(ORDO NEWS) — Gungivamp is an archaeological site located in Groton, Connecticut, USA. The place is best known for its various stone structures. There is no consensus on the age and purpose of these structures.
Some of the found stone tools and ceramic shards
Gungivamp can be divided into two separate sections
The Gungywamp site can be divided into two distinct sections, the North and South Complexes. Each of these sites contains a high cliff, a swamp, a stream, and stone structures.
Artifacts found at the site suggest that human presence at Gungivampa can be traced back as far as 4,000 years ago. These artifacts include stone tools and pottery.
However, the most notable archaeological sites at Gungivampa are the stone structures. These structures can be divided into several types: rows of stones, stone bridges, stone chambers, and double stone circle.
These structures have puzzled scientists for a long time. For example, there is controversy over the age of structures and the identity of their builders. Some claim that the structures were built by European settlers during the colonial period, others believe that they were built by Native Americans before the 17th century.
Others claim that the stone structures were built by Irish monks who arrived in North America between the 6th and 8th centuries AD.
The monks are said to have traveled across the Atlantic to escape the Vikings.

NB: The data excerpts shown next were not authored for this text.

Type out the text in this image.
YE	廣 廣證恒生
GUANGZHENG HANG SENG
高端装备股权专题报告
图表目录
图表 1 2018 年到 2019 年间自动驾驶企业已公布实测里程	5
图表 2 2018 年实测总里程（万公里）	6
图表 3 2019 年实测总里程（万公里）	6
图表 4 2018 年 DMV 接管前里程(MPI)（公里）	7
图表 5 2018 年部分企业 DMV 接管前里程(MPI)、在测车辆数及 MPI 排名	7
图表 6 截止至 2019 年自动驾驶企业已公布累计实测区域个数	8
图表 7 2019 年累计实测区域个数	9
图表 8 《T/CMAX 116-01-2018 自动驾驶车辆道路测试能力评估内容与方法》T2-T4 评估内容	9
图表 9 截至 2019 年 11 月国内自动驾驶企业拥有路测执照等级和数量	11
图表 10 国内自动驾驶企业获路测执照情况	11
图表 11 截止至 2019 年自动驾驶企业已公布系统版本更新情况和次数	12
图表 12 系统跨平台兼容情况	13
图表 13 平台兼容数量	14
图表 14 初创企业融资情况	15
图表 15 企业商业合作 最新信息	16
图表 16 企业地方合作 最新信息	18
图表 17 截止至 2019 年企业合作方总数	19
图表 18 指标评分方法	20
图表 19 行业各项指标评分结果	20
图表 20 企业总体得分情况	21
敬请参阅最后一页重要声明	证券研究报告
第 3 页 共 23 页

This sensational claim seems to be quite popular and is often repeated, although it is not supported by hard evidence.
One of Gungivamp’s stone chambers.
Hypotheses about Gungivampa based on historical evidence
On the other hand, several hypotheses have been formulated based on the available historical and archaeological data. They claim either a colonial or Native American origin for the structures.
For example, regarding the double stone circle, one hypothesis is that it is the remains of a crushing or pulverizing mill, a type of which is sometimes called an “edge runner mill”.
This hypothesis is based on illustrations of such mills, physical mills that have survived to this day, and signs of wear and damage on the inner surface of the trough.
It is known that such mills were used in Europe from the Middle Ages until the 19th century. Therefore, the mill hypothesis suggests that the Gungivampa double stone circle was built during the colonial period by European settlers.
An alternative hypothesis states that the double stone circle was built by Native Americans prior to the arrival of European settlers.
Since Native American artifacts have been found at Gungivampa, it has been suggested that the structure may have been built by them as well. This hypothesis is supported by the fact that the stones were not processed with metal tools.
Instead, the stones were heated with fire, after which their surface was beaten with a hammer until the desired shape was obtained. This technique was used by Native Americans to mine copper and quartz.
If the double stone circle was built by Native Americans, it is argued that it must have served a ceremonial function, as the structure has no apparent utilitarian function in Native American society.
Ruins of a stone structure at Gungivamp.
Other stone structures in Gungivampe
Other stone structures at Gungivampa also divided opinion. With regard to stone rows, for example, the assumptions about their purpose can be divided according to the alleged origin of the structures, that is, colonial European or Native American.
In the first case, it is assumed that the stone rows have a functional purpose. These features include being several upright stones in a stone wall, boxes for feed or supplies, trails for tanning hides, and pens for grazing cattle.
On the other hand, proponents of Native American origins for the stone courses hypothesize that these structures had a ceremonial function that was associated with either the moon, or birds.
Considering that the arguments in favor of the colonial-European origin of the stone structures of Gungywampa are no less weighty than the arguments in favor of the Native American origin, more research is needed on these mysterious structures.
Only when more evidence becomes available can either the colonial European or Native American hypothesis of the origin and functioning of these structures be treated with more confidence.
A close-up of the entrance to one of Gungivampa’s stone chambers.